As Virginia’s hunters await the opening of general firearms deer season on November 15th, the Humane Society of the United States (HSUS), the largest anti-hunting lobby in the country, is pushing for a nationwide ban on lead ammo. Using a recent CDC study by the North Dakota Department of Health and the U.S. Centers for Disease Control and Prevention, they claim the preliminary findings show North Dakotans who ate wildlife killed with lead bullets had higher levels of lead in their blood than people who ate little or no meat from wild animals.
The National Shooting Sports Foundation (NSSF) immediately responded with these facts from the study:
1. Consuming game harvested using traditional hunting ammunition does not pose a human health risk.
2. Participants in the study had readings lower than the national average and well below the level the CDC considers to be of concern.
3. Children in the study had readings that were less than half the national average and far below the level the CDC considers to be of concern.
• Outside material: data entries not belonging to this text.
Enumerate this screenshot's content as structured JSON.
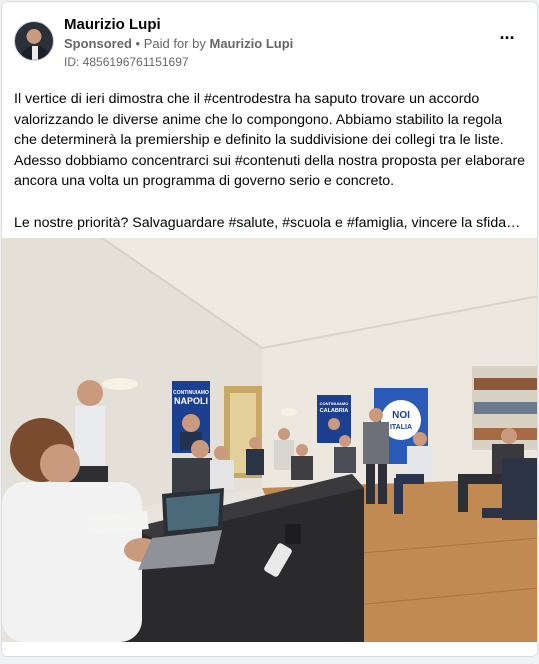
{
  "post": {
    "author": "Maurizio Lupi",
    "sponsored_label": "Sponsored",
    "separator": "•",
    "paid_prefix": "Paid for by",
    "paid_by": "Maurizio Lupi",
    "id_line": "ID: 4856196761151697",
    "more_icon": "more-options-icon",
    "paragraph_1": "Il vertice di ieri dimostra che il #centrodestra ha saputo trovare un accordo valorizzando le diverse anime che lo compongono. Abbiamo stabilito la regola che determinerà la premiership e definito la suddivisione dei collegi tra le liste. Adesso dobbiamo concentrarci sui #contenuti della nostra proposta per elaborare ancora una volta un programma di governo serio e concreto.",
    "paragraph_2": "Le nostre priorità? Salvaguardare #salute, #scuola e #famiglia, vincere la sfida…"
  },
  "photo": {
    "poster_left": {
      "line1": "CONTINUIAMO",
      "line2": "NAPOLI"
    },
    "poster_mid": {
      "line1": "CONTINUIAMO",
      "line2": "CALABRIA"
    },
    "poster_right": {
      "line1": "NOI",
      "line2": "ITALIA"
    }
  },
  "colors": {
    "card_bg": "#ffffff",
    "page_bg": "#f0f2f5",
    "secondary_text": "#65676b",
    "poster_blue": "#1d3f8f"
  }
}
4. The study showed a statistically insignificant difference between participants who ate game harvested using traditional hunting ammunition and the non-hunters in the control group.
5. Hunters should continue to donate venison to food pantries.
Just as anti-gun groups know that a total ban on gun ownership is nearly impossible, the anti-hunting groups know an outright ban on hunting would be equally impossible to achieve. So as anti-gun groups seek other ways to make it harder for gun owners to exercise their rights, the anti-hunting groups seek to dismantle the culture of hunting and banning lead ammunition is the first step of this larger political mission.
They have already won this battle in California and sensing they will have a friendlier ear in the White House, they have set their sights on the entire nation.